Dear Sammy,
It's September 15th, a family holiday of sorts as it's the day your Great-Uncle Kevin became an angel, your cousins Zak and Scarlet were born and the day after Aunt Jen and Uncle Chad got married (on a boat, on the ocean, at sunset.) Mommy told me you made the day your own by rolling over for the first time at 2:30 AM.
A lot has happen in the month since Pops and I visited you and your cousins and all the other people who love you. After we played with Zak and Scarlet we drove to a campground near the Delaware Water Gap in New York. Because we love history, and we were so close to the Delaware River that George Washington crossed in 1776, we went to Valley Forge National Park. In a few years Uncle Aaron and Aunt Fran will bring you and Auggie to the Metropolitan Museum of Art where you will see a picture of George Washington Crossing the Delaware from Valley Forge, Christmas night 1776, but, this park is not about that day. It is about the cold, long winter the following year, when a group of mostly poor immigrant men and their families became the army that won the Revolutionary War. (I sent you a board book about Benjamin Franklin from the bookstore. Have you gotten it yet?)
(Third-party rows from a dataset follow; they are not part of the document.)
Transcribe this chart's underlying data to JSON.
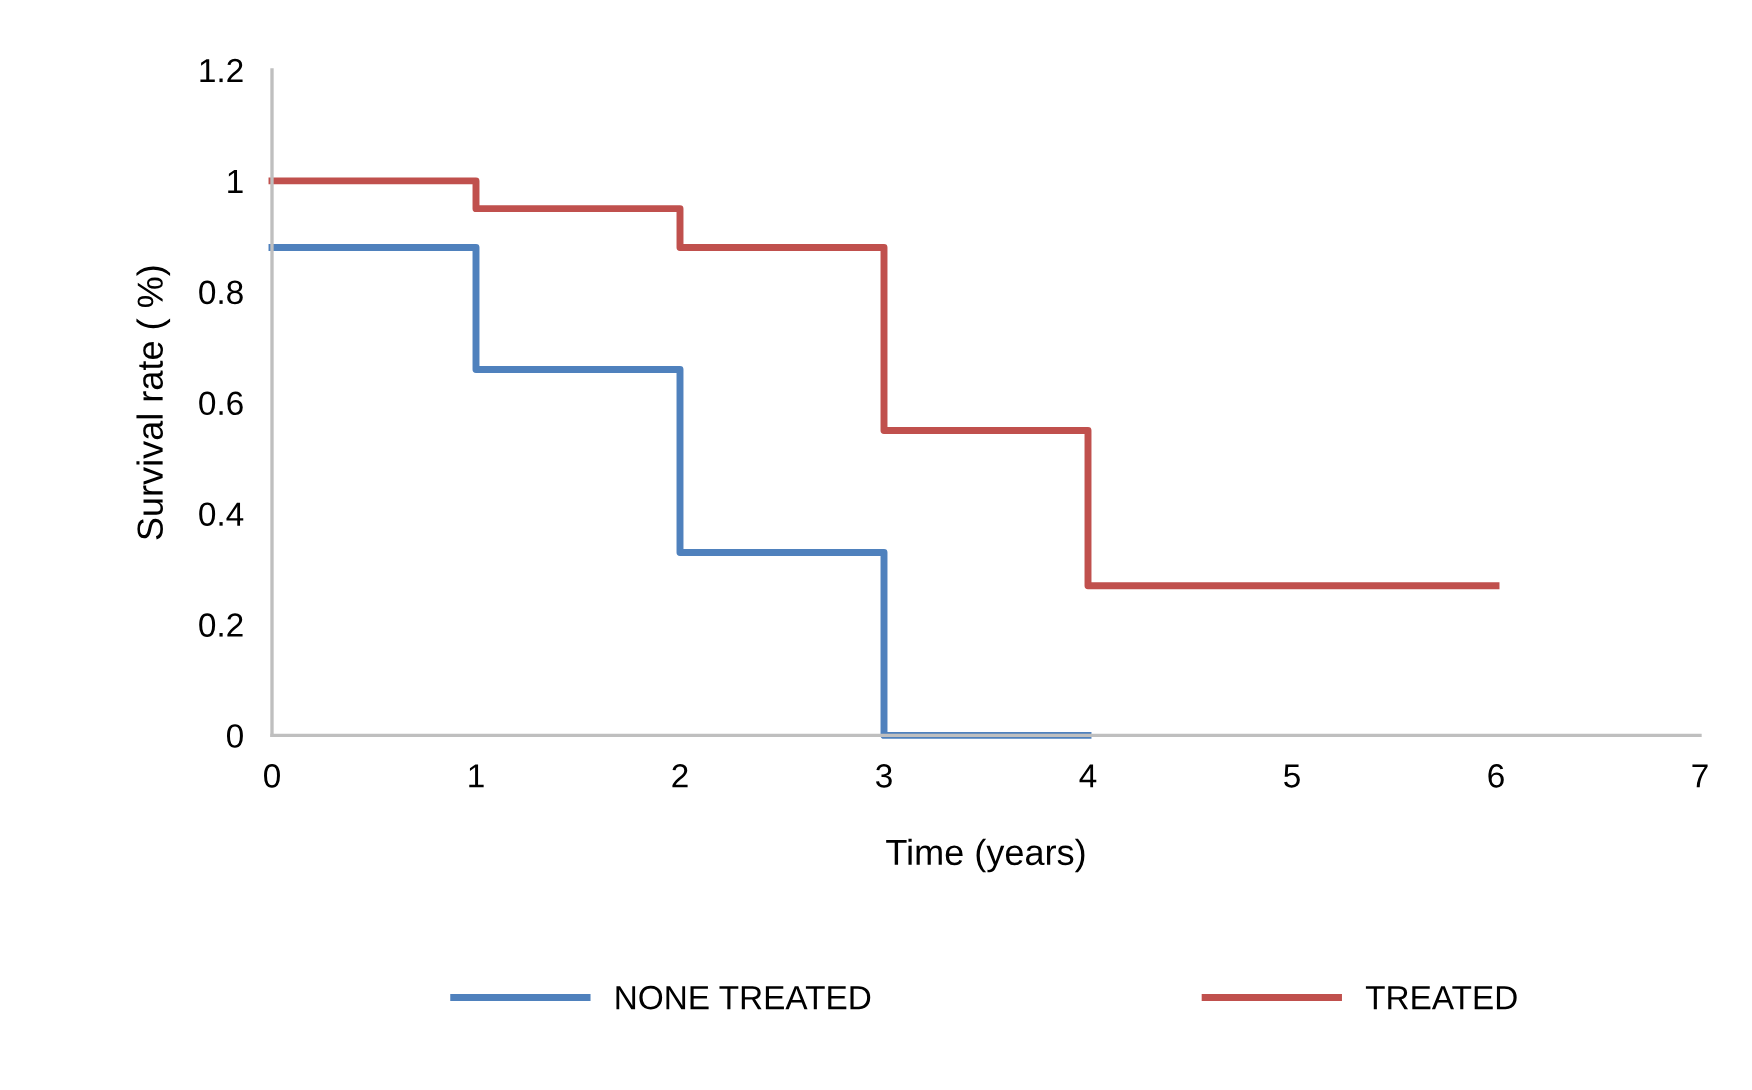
{
  "chart_data": {
    "type": "step",
    "xlabel": "Time (years)",
    "ylabel": "Survival rate ( %)",
    "series": [
      {
        "name": "NONE TREATED",
        "color": "#4f81bd",
        "x": [
          0,
          1,
          2,
          3,
          4
        ],
        "values": [
          0.88,
          0.66,
          0.33,
          0,
          0
        ]
      },
      {
        "name": "TREATED",
        "color": "#c0504d",
        "x": [
          0,
          1,
          2,
          3,
          4,
          6
        ],
        "values": [
          1,
          0.95,
          0.88,
          0.55,
          0.27,
          0.27
        ]
      }
    ],
    "xlim": [
      0,
      7
    ],
    "xticks": [
      0,
      1,
      2,
      3,
      4,
      5,
      6,
      7
    ],
    "ylim": [
      0,
      1.2
    ],
    "yticks": [
      0,
      0.2,
      0.4,
      0.6,
      0.8,
      1,
      1.2
    ],
    "grid": false,
    "legend": "bottom",
    "marker": "none",
    "line_style": "solid"
  }
}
We were having fun, Pops and I, walking Zak around the park, imagining ourselves camped there, when we came to the Memorial to the Soldiers of the Revolution. Through its arch we saw a flag at half mast and I said "I bet Senator Kennedy has died." And then I began to cry because I remembered a kindness he did for Great- Grampy Earls. It was the year I was 16 and we were on our first vacation to Cape Cod ever. Grampy wrote to the Senator and asked if we could have a tour of the Kennedy Family Compound in Hyannis to "instill a sense of history and purpose into his six youngest children". Believe it or not, the Senator answered "Yes" and would have given us the tour himself except he was in the hospital after a plane crash. The senator's brother was President Kennedy who told people to "Ask not what the country can do for you, but what you can do for your country." I bought a charm for my bracelet that day to remind myself that there are little things every one can do to make their country a better place.
Your mom and dad will teach you all they know about being good people and good citizens, and you will discover things to teach them as you get older. In the meantime, congratulations on taking your first move toward independence.